Whether it is a hurricane or a wildfire, the challenge and the imperative is to communicate the complexity of factors that cause extreme weather, how those factors interact with one another, and to communicate the varying degrees of certainty.
One final point on extreme weather: multiple things can be true when interpreting the data. The analysis of extreme weather has become one of the more polarizing topics among climate skeptics, climate alarmists, and most everyone in-between. Depending on how someone conveys the information, a heat wave or wildfire is either evidence that climate change is a present emergency or that long-term trends fail to indicate any increased frequency or intensity for most extreme weather events. One can pick certain beginning and end points to craft a narrative that fits what one wants to show about extreme weather trends or human attribution. But the overall trends show there has been no noticeable increase in the number of “hot days” in the United States (measured by temperatures reaching 100 degrees F or 105 degrees F).108 Heat waves were worse in the 1930s. That said, human-driven warming has made heat waves today worse, more probable, and more likely in the future. The IPCC concludes, “Changes include increases in both land and ocean temperatures, as well as more frequent heatwaves in most land regions (high confidence). There is also high confidence that global warming has resulted in an increase in the frequency and duration of marine heatwaves.”
Narrative crafting through tailored presentation of the data is unhelpful. Climate change is complex. Human, natural influences, and other non-climate factors all influence how the planet changes over time. Many uncertainties exist in climate literature. But climate scientists are virtually certain in other areas. The best available information on observed data at global, regional, and local scales and forecasts about the frequency and intensity of extreme weather are important for assessing risk and weighing the costs and tradeoffs of public policy.
We conclude this primer as we began it: with a few words from David Wallace-Wells. In his October 2022 article “Beyond Catastrophe” in the New York Times, Wallace-Wells writes, “The window of possible climate futures is narrowing, and as a result, we are getting a clearer sense of what’s to come: a new world, full of disruption but also billions of people, well past climate normal and yet mercifully short of true climate apocalypse.”

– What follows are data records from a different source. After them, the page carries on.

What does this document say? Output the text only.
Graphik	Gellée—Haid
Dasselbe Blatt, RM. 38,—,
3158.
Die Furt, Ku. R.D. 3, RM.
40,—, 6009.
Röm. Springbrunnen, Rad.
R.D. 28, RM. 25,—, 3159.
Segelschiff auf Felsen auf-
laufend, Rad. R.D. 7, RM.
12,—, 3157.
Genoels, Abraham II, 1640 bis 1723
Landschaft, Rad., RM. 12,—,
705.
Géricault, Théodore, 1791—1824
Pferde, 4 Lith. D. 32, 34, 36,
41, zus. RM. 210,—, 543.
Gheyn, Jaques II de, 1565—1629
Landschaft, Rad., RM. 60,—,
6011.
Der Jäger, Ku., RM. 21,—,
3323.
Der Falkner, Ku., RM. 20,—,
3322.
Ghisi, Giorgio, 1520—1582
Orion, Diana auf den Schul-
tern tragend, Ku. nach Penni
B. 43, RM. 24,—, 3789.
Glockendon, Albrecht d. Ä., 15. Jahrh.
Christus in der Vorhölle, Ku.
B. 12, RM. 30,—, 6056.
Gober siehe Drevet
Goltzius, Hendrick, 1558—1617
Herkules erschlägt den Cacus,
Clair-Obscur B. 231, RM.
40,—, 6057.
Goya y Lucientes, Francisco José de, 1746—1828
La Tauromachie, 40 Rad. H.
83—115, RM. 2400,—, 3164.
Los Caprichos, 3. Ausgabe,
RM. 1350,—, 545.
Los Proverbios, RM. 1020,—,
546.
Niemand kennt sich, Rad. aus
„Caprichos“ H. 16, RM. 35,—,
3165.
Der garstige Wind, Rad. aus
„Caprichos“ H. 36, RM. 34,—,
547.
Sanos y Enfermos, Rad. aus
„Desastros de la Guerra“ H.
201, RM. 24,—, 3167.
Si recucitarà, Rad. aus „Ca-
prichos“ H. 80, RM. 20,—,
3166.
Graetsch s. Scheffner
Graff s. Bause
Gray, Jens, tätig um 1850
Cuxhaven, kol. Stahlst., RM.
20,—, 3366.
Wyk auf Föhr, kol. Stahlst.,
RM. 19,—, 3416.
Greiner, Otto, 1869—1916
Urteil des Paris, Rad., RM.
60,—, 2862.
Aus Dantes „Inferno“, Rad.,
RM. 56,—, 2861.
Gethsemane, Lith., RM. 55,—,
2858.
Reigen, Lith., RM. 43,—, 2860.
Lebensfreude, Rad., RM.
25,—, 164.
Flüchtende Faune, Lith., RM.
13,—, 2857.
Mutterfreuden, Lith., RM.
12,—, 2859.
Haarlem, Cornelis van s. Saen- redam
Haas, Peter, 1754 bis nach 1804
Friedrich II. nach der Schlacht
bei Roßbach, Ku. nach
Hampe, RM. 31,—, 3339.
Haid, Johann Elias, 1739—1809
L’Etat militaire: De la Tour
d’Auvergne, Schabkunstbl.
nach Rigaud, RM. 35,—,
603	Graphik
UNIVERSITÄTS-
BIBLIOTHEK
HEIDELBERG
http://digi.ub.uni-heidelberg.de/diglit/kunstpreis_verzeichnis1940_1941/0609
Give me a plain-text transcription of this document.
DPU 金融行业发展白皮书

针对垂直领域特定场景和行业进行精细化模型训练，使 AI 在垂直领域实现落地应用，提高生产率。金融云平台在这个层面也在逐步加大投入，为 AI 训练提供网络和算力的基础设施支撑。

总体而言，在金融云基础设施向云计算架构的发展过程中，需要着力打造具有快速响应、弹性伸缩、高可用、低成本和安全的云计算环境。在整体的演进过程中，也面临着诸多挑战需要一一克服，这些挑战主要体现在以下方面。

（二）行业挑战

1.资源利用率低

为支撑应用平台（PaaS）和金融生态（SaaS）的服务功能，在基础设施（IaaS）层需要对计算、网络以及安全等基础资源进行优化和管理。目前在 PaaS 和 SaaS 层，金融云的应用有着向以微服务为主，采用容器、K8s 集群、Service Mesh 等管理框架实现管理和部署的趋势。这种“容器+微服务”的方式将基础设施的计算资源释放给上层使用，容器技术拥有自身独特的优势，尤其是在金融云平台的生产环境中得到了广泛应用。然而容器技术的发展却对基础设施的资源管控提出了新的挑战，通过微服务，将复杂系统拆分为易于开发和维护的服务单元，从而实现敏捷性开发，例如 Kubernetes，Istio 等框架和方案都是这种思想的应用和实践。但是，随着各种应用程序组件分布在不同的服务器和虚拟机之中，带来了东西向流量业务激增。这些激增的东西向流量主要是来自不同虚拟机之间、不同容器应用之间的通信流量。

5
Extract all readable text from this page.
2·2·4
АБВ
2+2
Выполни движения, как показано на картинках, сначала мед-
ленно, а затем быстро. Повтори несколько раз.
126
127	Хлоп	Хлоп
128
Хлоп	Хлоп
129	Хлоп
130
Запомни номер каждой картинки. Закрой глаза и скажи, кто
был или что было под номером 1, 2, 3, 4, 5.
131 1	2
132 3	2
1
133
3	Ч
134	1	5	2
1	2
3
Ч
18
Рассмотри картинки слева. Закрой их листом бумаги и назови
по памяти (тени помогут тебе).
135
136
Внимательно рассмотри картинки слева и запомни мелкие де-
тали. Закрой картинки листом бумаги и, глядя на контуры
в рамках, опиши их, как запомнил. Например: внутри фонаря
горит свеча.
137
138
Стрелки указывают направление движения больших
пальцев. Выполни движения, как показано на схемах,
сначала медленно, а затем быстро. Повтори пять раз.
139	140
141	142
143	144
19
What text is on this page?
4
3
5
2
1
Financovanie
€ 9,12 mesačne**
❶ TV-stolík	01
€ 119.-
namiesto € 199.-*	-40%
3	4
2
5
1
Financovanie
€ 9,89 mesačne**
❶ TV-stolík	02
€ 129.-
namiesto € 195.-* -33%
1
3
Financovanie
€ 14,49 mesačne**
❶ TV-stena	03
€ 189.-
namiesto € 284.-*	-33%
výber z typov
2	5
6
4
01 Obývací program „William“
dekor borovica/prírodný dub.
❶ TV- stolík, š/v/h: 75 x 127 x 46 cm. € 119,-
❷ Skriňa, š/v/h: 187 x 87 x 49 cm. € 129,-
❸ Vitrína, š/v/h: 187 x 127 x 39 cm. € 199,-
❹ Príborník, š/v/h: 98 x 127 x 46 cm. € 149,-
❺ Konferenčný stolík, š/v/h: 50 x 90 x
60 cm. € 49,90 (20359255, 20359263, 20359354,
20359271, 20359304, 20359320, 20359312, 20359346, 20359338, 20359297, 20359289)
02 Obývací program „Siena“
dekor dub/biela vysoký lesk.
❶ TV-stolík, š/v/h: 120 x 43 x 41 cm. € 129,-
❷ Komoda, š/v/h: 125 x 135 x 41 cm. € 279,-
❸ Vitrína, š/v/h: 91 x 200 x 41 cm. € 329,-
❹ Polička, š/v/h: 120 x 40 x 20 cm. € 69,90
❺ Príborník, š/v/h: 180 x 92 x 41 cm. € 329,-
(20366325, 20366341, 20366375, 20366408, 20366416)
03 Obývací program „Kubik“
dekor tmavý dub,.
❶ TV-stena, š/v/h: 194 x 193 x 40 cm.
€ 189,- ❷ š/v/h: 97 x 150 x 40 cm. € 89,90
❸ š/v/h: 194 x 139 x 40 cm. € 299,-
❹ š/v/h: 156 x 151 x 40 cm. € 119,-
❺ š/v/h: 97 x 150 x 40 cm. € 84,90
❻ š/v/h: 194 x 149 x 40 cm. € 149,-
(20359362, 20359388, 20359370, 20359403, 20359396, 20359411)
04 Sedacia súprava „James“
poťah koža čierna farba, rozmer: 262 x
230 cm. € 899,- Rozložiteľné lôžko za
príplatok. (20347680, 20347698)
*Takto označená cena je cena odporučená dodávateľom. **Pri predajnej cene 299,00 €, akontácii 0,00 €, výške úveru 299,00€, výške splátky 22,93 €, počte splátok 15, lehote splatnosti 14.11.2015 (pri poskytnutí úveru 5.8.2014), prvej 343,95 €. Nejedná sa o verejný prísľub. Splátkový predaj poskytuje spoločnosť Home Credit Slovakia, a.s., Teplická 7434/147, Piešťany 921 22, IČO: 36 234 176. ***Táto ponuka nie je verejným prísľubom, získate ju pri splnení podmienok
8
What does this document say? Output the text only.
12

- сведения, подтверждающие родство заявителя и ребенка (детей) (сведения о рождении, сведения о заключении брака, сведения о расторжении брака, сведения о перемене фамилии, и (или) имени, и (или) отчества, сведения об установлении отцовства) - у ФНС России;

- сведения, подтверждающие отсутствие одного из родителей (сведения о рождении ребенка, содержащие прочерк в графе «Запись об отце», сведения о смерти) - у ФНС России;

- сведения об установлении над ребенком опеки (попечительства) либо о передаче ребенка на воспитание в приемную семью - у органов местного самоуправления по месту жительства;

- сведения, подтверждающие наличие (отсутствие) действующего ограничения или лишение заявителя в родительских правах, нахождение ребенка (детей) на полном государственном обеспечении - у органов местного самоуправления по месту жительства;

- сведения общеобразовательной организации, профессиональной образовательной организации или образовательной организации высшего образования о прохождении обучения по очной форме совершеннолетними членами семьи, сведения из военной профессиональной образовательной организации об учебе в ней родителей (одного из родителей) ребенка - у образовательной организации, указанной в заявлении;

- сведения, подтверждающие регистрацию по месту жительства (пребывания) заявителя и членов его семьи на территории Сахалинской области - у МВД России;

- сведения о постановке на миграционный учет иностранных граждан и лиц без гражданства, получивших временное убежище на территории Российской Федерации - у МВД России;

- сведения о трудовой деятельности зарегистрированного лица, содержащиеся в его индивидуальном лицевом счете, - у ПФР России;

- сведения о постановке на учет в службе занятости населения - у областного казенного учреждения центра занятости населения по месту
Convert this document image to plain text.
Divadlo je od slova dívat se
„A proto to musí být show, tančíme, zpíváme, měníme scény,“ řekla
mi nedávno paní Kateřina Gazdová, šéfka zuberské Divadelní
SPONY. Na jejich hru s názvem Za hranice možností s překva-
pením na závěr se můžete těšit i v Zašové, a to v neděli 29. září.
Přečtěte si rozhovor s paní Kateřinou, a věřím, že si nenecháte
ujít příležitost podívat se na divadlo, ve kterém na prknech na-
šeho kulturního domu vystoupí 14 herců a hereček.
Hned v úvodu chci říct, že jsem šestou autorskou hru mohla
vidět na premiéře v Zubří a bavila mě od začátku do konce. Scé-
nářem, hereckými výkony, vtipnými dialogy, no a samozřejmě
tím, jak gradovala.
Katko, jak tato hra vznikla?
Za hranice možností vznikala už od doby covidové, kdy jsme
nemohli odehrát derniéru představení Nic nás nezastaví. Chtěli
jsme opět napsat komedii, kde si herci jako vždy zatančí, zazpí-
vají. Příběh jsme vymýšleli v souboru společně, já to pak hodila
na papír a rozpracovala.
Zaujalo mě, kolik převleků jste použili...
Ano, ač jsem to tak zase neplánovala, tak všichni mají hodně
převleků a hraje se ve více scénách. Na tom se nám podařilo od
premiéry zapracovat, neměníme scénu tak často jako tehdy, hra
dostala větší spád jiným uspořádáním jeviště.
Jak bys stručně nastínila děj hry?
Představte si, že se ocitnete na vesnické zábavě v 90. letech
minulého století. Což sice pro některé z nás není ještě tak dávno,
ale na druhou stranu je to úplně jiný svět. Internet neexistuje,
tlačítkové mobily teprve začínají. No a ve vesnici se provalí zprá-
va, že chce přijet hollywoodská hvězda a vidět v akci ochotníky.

Even with the clearer picture of our climate future and the well-established scientific fact that human-induced warming affects the planet, there is a great deal of uncertainty communicated in the mainstream body of climate literature. The way in which climate experts communicate the science, the risks, and the uncertainties is critical to earning the trust of the public and best informing policymakers. “Trust the science” is becoming a charged phrase, but the reality is the current scientific understanding does not support catastrophic alarmism or climate denialism. A risk-based policy approach that tackles climate change with urgency and optimism is needed to help move the needle on societal and climate progress.